В расшифровке магнитозаписи слушаний говорится, что Экспонат номер 7, пропагандистский северовьетнамский фильм (часть пленки), был продемонстрирован участникам и что немедленно после просмотра заседание было прервано на пятнадцать минут по просьбе подзащитного. Затем заслушивались показания истца и подзащитного.
В расшифровке магнитозаписи отмечено, что в двух случаях обвиняемый употребил слово "мама", обращаясь к комиссии, проводившей слушания. Значительно позже, когда эта расшифровка попала в руки другой высокой и тщательно подобранной комиссии, эту запись сочли просто результатом типографской ошибки.
Поскольку послужной список обвиняемого до захвата в плен был более чем безупречным, а также принимая во внимание награду за попытку спасти экипаж сбитого самолета, каковая и привела к пленению, офицеры - члены комиссии - были склонны проявить снисходительность.
Заявление, подписанное полковником Де Джонгом, приложено к расшифровке. В нем говорится, что в связи с ясно выраженным стремлением министерства обороны избежать приносящего лишь вред обнародования сведений о недостойном поведении военнопленных он готов отозвать свой иск "ради блага ВМФ", если Ландер подаст в отставку.
Альтернативой отставке был бы военный трибунал. Ландер подумал, что второго просмотра фильма он не выдержит.

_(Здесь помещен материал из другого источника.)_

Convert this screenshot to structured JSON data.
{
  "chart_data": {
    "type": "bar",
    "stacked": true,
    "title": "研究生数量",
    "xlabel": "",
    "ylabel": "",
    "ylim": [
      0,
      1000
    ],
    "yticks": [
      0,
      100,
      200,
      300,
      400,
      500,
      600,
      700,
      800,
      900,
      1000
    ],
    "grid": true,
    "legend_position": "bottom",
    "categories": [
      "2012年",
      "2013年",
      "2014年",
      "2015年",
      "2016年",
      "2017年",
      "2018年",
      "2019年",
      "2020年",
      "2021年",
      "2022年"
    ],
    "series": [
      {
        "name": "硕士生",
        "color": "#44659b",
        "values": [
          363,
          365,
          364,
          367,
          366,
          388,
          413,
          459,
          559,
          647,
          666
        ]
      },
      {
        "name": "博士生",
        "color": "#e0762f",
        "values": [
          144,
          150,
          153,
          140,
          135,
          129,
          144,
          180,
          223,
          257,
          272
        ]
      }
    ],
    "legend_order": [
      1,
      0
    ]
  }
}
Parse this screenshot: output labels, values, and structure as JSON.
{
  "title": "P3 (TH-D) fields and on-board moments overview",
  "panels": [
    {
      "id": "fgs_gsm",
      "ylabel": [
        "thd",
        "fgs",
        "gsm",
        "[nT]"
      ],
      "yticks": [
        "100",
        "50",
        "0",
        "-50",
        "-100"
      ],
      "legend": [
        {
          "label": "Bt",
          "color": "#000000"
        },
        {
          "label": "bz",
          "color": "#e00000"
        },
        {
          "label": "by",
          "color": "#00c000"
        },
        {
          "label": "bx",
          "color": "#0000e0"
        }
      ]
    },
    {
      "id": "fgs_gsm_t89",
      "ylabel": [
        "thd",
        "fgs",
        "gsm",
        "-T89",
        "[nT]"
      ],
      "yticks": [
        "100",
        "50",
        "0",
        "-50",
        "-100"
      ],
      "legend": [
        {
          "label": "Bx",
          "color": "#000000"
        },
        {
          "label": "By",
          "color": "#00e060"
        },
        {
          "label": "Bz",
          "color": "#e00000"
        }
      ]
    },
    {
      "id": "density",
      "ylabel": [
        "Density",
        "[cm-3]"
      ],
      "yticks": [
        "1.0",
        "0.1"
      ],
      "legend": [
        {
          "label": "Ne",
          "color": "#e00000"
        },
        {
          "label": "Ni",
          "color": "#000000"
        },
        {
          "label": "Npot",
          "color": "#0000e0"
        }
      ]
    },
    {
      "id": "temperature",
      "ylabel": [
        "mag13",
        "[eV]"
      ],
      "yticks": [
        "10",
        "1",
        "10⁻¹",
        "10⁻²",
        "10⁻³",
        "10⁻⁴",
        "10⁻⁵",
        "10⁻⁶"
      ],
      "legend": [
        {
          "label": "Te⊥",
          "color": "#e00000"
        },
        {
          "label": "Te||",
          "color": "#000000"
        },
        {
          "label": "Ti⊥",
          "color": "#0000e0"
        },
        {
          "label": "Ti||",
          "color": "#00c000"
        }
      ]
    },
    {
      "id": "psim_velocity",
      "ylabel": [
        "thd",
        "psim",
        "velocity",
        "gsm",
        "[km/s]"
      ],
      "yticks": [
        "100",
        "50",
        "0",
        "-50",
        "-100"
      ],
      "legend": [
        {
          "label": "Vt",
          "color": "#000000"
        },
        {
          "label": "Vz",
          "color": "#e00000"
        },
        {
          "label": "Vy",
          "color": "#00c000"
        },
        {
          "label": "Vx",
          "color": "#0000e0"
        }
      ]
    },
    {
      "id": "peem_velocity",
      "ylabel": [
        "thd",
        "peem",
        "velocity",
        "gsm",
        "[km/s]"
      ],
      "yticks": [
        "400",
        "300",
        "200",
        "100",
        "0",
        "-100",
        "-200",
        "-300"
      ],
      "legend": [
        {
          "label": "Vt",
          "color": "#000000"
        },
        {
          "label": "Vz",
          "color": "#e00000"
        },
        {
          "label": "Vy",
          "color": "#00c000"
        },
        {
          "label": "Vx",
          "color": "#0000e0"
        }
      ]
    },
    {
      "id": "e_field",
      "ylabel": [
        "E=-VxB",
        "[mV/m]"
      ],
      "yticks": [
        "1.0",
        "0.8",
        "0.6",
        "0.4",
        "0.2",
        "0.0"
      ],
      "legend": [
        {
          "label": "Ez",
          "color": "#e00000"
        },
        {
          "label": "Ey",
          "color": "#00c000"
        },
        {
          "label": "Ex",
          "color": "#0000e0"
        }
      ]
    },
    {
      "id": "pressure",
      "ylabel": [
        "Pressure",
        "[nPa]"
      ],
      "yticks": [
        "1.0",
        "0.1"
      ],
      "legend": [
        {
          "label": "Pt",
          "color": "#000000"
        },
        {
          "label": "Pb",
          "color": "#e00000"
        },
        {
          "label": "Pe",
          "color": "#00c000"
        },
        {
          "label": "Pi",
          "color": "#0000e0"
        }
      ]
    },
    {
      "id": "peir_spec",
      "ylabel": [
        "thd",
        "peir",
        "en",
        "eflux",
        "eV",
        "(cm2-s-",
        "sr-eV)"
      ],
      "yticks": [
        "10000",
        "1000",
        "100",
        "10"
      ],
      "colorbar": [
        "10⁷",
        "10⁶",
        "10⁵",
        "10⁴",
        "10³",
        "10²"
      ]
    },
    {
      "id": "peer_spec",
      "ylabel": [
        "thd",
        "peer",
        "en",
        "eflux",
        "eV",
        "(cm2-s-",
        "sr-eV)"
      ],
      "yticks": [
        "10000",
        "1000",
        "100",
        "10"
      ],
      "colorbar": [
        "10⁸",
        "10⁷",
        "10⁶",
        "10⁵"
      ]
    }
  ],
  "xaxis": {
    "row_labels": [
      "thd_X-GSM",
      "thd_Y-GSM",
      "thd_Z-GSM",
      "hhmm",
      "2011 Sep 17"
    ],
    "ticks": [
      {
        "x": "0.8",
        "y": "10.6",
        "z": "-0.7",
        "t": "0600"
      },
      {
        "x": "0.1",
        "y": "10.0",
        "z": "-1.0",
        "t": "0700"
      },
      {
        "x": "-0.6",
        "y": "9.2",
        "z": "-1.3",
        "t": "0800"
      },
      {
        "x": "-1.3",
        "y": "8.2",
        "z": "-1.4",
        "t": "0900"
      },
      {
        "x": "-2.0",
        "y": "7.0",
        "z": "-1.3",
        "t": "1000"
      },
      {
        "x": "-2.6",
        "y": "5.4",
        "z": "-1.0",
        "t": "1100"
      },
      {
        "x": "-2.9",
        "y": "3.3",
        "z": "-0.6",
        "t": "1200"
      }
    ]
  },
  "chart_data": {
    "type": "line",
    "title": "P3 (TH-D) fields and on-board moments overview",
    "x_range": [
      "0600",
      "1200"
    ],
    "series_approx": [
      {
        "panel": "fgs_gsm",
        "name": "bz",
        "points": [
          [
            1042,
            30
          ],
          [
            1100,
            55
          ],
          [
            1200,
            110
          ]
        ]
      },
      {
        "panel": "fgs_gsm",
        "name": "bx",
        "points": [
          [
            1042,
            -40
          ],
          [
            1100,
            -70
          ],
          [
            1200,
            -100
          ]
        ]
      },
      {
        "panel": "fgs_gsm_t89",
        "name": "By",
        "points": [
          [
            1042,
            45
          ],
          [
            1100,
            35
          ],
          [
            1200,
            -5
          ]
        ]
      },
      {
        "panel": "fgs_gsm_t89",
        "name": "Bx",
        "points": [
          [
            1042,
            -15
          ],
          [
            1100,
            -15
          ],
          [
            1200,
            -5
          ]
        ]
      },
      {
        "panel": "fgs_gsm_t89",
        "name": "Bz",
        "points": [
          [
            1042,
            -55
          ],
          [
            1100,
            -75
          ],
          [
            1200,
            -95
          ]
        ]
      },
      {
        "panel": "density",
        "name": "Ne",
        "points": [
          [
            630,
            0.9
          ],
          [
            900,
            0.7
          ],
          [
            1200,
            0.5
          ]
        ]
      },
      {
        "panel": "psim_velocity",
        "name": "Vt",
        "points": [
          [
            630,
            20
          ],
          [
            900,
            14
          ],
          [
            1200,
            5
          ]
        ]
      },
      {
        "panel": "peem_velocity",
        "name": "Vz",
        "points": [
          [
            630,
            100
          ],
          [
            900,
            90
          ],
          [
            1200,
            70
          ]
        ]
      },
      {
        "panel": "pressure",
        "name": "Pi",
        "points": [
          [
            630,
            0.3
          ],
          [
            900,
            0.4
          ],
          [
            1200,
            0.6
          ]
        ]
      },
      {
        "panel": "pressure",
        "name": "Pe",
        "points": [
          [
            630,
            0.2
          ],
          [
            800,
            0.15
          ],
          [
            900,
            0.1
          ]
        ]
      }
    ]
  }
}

Копия его заявления с просьбой об отставке приложена к делу. Когда Ландер покидал зал заседаний, все внутри у него словно закоченело. Ему казалось, какой-то важный орган его тела отсечен напрочь. Придется рассказать Маргарет. И хотя она никогда не упоминала о фильме, она все равно узнает, почему он подал в отставку. Он бесцельно бродил по улицам Вашингтона, совершенно один. Весеннее солнце заливало город и одинокую фигуру человека в блестящей форме, которую он уже никогда больше не сможет надеть.